Harrazi, "Trump'ın son dönemdeki tutumları ve bazı
Amerikalı yetkililerin mektubuna ilişkin yaptığı muğlak göndermeler ve mektubun
Batı ve bölge medyasında yaygın biçimde yayınlanması, ülkede bir tür hayali
iyimserlik, karışıklık ve iki kutuplu bir atmosfer yaratmayı amaçlıyor."
açıklamada bulundu.
Devamında, "Öyle ki ülke içinde bazıları, İran ile ABD
arasındaki tarihi sorunların çözümüne dair bir pencere açıldığını düşünüyor ve
Sayın Trump İran'la ilişkileri iyileştirmeyi samimi olarak istiyor, ancak
elbette ABD hükümet yapısı içinde de ona karşı çıkanlar var." diye
sözlerine ekledi.
Konsey Başkanı, "Amerika'nın gerçek stratejisi
nedir?" sorusunu sordu ve şöyle dedi: "ABD'nin stratejisi, artan
ekonomik yaptırımlar ve askeri tehditler karşısında müzakere çağrısı yapmaktır;
İran'ı ne net ilkelere ne de geçmiş deneyimlere dayanan baskı altında
müzakereleri kabul etmeye zorlamak amacıyla, muhatabının vaatlerine ve
imzalarına güvenebilir.
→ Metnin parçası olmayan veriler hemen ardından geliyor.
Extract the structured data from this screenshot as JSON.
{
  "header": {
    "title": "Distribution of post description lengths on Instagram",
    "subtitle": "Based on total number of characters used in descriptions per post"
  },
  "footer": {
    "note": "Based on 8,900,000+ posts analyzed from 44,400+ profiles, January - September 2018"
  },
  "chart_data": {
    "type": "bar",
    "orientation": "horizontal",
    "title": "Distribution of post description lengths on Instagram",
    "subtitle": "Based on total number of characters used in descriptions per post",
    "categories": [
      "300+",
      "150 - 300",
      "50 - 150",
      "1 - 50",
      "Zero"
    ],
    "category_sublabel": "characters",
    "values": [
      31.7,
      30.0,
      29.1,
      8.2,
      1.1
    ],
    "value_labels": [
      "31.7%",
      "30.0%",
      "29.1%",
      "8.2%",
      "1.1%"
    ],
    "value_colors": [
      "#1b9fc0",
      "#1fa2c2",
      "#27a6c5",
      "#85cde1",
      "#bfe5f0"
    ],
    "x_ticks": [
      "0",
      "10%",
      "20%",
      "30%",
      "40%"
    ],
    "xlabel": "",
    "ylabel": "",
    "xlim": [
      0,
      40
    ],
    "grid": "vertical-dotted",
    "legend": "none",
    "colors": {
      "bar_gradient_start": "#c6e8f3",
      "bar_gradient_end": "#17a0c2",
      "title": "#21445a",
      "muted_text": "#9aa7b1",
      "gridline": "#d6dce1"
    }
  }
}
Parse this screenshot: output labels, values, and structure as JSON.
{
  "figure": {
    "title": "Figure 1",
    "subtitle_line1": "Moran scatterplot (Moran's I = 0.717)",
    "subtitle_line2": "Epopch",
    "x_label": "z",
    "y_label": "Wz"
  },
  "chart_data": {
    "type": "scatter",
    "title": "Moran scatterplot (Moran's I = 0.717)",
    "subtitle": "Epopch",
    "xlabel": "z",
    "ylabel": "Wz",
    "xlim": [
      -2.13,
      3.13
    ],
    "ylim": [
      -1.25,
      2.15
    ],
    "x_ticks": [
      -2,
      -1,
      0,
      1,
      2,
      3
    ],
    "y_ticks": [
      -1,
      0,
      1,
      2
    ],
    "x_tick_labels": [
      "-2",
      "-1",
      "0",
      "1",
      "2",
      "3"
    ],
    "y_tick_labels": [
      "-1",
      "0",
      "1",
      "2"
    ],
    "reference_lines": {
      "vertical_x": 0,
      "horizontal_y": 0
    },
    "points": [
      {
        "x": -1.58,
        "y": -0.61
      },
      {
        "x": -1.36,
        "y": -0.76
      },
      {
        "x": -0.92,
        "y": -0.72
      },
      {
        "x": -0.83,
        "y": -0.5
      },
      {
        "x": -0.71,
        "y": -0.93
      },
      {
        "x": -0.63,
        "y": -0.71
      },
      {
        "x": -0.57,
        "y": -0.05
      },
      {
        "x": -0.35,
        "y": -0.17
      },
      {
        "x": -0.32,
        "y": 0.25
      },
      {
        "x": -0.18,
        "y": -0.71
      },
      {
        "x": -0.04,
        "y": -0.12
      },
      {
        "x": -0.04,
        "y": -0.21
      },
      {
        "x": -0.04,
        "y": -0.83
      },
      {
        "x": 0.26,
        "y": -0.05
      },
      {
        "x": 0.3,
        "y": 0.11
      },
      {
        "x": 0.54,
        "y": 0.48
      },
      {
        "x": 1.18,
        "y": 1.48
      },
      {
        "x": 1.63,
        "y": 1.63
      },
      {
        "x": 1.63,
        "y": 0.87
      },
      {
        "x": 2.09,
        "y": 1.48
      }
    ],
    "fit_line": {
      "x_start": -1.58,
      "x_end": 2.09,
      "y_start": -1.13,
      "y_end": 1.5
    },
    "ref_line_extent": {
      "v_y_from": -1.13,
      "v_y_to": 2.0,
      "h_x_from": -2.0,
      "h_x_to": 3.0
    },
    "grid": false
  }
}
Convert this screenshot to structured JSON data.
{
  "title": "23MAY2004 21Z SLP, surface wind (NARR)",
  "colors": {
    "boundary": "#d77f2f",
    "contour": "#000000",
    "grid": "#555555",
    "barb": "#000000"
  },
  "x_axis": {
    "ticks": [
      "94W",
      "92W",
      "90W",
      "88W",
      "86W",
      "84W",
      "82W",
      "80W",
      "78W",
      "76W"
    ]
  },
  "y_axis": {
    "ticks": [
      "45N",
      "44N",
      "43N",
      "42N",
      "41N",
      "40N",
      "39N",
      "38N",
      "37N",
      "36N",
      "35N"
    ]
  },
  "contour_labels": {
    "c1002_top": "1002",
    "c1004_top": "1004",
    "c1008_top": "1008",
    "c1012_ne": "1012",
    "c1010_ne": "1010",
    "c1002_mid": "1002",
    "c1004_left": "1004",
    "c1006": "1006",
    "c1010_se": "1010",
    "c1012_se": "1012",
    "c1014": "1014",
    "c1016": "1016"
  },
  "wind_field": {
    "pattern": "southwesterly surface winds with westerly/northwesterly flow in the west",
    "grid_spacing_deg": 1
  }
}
Bu stratejinin sonucu, bir tarafın iradesinin diğer
tarafa, tahakküm ve sindirme ortamında dayatılmasından başka bir şey
değildir."
Harrazi şöyle ifade etti: Eğer Bay Trump İran'ı ve İran
ruhunu tanısaydı, geçmişten ders çıkarsaydı ve ülkesinin ekonomik çıkarları
doğrultusunda İran ile ABD arasındaki tarihi sorunları dürüstçe veya hatta
ticari olarak çözmeye çalışsaydı, farklı davranırdı:
1- Binlerce yıllık medeniyetleri sayesinde hiçbir zaman
aşağılanmayı kabul etmeyen, yabancıların tehdit ve baskılarına boyun eğmeyen,
tıpkı Amerika dâhil bütün güçlerin desteklediği, ağır silahlarla donatılmış
Irak Baas rejimine karşı dik durarak topraklarını kurtaran İranlıların ruhunu
tanıyordu.
2- İranlıların mertlik ve cömertlik ruhunun, başkalarının
zorbalığına tahammül etmesine izin vermediğini biliyordu, ancak karşı tarafta
tevazu ve dürüstlüğü gördüklerinde buna uygun davranıyorlardı.
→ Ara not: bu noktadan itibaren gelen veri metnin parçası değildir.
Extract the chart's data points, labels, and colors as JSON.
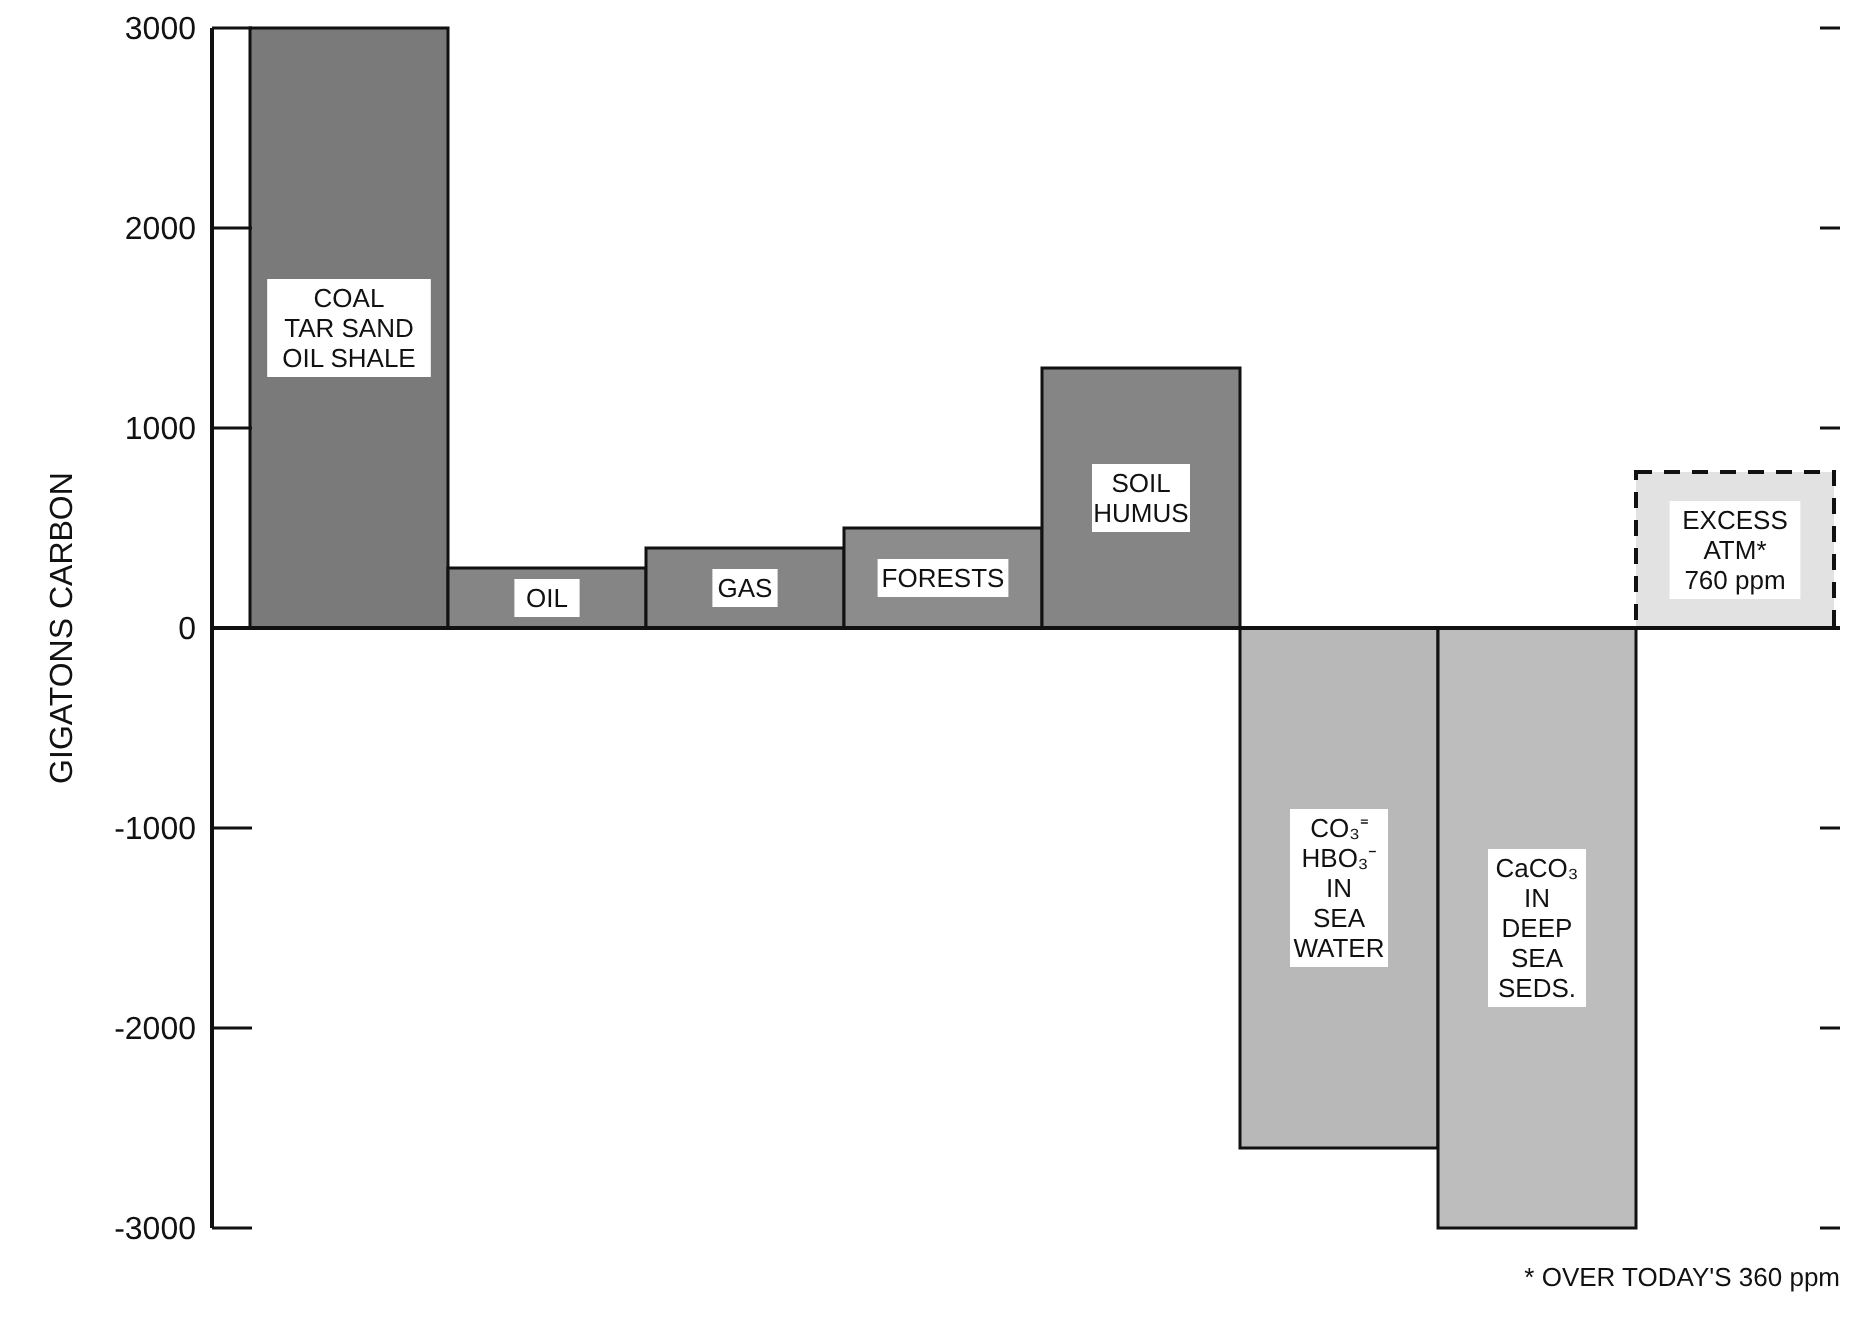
{
  "chart_data": {
    "type": "bar",
    "ylabel": "GIGATONS CARBON",
    "categories": [
      "COAL\nTAR SAND\nOIL SHALE",
      "OIL",
      "GAS",
      "FORESTS",
      "SOIL\nHUMUS",
      "CO₃⁼\nHBO₃⁻\nIN\nSEA\nWATER",
      "CaCO₃\nIN\nDEEP\nSEA\nSEDS.",
      "EXCESS\nATM*\n760 ppm"
    ],
    "series": [
      {
        "colors": [
          "#7a7a7a",
          "#858585",
          "#858585",
          "#8c8c8c",
          "#858585",
          "#b8b8b8",
          "#bdbdbd",
          null
        ],
        "values": [
          3000,
          300,
          400,
          500,
          1300,
          -2600,
          -3000,
          null
        ],
        "line_style": "solid"
      },
      {
        "color": "#e2e2e2",
        "values": [
          null,
          null,
          null,
          null,
          null,
          null,
          null,
          780
        ],
        "line_style": "dashed"
      }
    ],
    "ylim": [
      -3000,
      3000
    ],
    "yticks": [
      -3000,
      -2000,
      -1000,
      0,
      1000,
      2000,
      3000
    ],
    "annotations": [
      "* OVER TODAY'S 360 ppm"
    ]
  }
}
3- İslami İran'ın sadece savaş, siyasi baskı ve ekonomik
yaptırımları aşmakla kalmadığını, aynı zamanda bölgesel bir güç olarak güvenlik
ve bağımsızlık temellerini de sağlamlaştırdığını kabul etmiş ve bu nedenle
böyle bir ülkeyle gücünü test etmemesi gerektiği sonucuna varmıştır.
4- Geçmişteki hataları tekrarlamak yerine, gerçek bir
müzakereyi yöneten ilkeleri, yani eşitlik, karşılıklı saygı, tehdit ve baskıdan
kaçınma ilkesini dürüstçe kabul edecek ve bu şekilde, tiranlık ve baskı değil,
adil müzakere isteyen İranlıların güvenini kazanacaktı.
Konsey Başkanı şunları söyledi: "Ancak gerçek şu ki,
yeni ve deneyimsiz Amerikan yetkilileri, geçmişteki yöntemlerin başarısızlığına
ilişkin tarihsel hafızadan yoksunlar ve zorba tutumlarını tekrarlamaya devam
ediyorlar. Bizi sonucu belli bir pazarlığa sürükleyeceklerini sanıyorlar."
Harrazi, elbette İran İslam Cumhuriyeti'nin tüm yolları
kapatmadığını, aksine karşı tarafı değerlendirmek, şartlarını ortaya koymak ve
uygun kararı almak için dolaylı müzakerelere hazır olduğunu söyledi.